Actualité juridique

23 janvier 2019

Google condamné à 50 M€ pour violation du RGPD

La Cnil vient de condamner Google à une amende de 50 millions d’euros pour violation du RGPD. Cette condamnation repose sur le fait que Google n’informe pas assez clairement ses utilisateurs, qui ne disposent donc pas des éléments suffisants pour donner un consentement éclairé au traitement de leurs données personnelles. Décryptage du carton rouge de la Cnil.

Violation du RGPD

Violation du RGPD par Google : violation du principe de transparence  

Le RGPD a renforcé le principe de transparence qui s’applique à tout traitement de données personnelles. Ce principe, dont sont issus plusieurs droits comme le droit à l’information, implique de faire connaître aux personnes dont on collecte les données toutes les informations concernant cette collecte : quelles données sont collectées ? Comment sont-elles collectées, conservées et analysées ? Dans quels buts ? Combien de temps ? A qui sont-elles envoyées ? Etc.

Si votre entreprise collecte des données personnelles, vous devez porter à la connaissance des personnes concernées ces informations, soit dans des clauses contractuelles, soit à travers des cases à cocher dans votre bandeau cookies, soit dans la politique de confidentialité de votre site web, par exemple.

Ici, la Cnil a considéré que Google ne rendait pas assez accessible ces informations à ses utilisateurs. En effet, toutes ces informations se trouvaient dans plusieurs documents et sur plusieurs différentes pages, et il fallait parfois cliquer 5 ou 6 fois afin d’obtenir l’information désirée par l’utilisateur.
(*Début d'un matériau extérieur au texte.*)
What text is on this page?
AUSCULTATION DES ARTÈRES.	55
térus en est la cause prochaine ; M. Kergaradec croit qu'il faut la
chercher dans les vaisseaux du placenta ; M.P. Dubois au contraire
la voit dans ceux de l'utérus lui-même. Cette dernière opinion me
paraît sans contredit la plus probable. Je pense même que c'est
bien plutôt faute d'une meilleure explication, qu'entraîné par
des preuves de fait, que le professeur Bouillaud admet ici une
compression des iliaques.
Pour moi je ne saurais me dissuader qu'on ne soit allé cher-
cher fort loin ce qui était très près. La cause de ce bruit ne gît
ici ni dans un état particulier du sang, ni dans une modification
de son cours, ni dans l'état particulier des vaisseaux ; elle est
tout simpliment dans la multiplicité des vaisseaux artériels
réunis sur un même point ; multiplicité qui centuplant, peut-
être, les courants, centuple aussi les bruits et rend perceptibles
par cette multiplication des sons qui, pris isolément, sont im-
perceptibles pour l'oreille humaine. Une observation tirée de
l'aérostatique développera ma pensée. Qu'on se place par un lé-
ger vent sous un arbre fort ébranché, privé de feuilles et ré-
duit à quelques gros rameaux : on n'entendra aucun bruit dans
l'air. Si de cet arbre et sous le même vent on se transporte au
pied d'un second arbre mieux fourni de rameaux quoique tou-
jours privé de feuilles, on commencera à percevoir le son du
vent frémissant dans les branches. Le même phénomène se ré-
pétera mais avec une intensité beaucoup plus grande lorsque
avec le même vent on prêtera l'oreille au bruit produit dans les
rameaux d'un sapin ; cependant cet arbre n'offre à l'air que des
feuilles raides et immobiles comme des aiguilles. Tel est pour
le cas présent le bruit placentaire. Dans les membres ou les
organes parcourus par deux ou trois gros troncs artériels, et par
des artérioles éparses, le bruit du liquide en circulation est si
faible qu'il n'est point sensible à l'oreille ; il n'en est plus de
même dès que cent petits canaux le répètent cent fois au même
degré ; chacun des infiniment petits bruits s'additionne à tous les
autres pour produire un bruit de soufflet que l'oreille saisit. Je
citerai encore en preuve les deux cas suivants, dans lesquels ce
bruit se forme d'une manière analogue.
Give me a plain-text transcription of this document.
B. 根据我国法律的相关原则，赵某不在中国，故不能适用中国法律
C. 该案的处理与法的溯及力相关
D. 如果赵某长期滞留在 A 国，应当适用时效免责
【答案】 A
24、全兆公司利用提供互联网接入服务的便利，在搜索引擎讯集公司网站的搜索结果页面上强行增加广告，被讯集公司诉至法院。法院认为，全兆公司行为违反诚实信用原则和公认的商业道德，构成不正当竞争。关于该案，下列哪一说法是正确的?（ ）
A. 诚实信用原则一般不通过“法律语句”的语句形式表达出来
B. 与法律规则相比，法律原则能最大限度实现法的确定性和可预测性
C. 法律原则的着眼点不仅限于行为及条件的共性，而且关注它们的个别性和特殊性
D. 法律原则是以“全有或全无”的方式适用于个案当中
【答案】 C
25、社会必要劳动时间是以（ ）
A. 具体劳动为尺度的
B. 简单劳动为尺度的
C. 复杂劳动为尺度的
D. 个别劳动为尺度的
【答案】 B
De plus, la Cnil a considéré que les informations mises en ligne n’étaient pas assez claires et compréhensibles. En effet, vous devez informer clairement les personnes dont vous collectez des données, sur l’ensemble des actions que vous réalisez avec ces données.

Violation du RGPD par Google : violation du recueil du consentement

Si vous collectez des données personnelles, vous devez vous assurer que vous en avez le droit, c’est-à-dire notamment que vous disposez d’une “base légale”. Le consentement d’une personne est une des bases légales possibles : si celle-ci a donné son accord exprès et éclairé pour que vous collectiez ses données, vous pourrez alors le faire. 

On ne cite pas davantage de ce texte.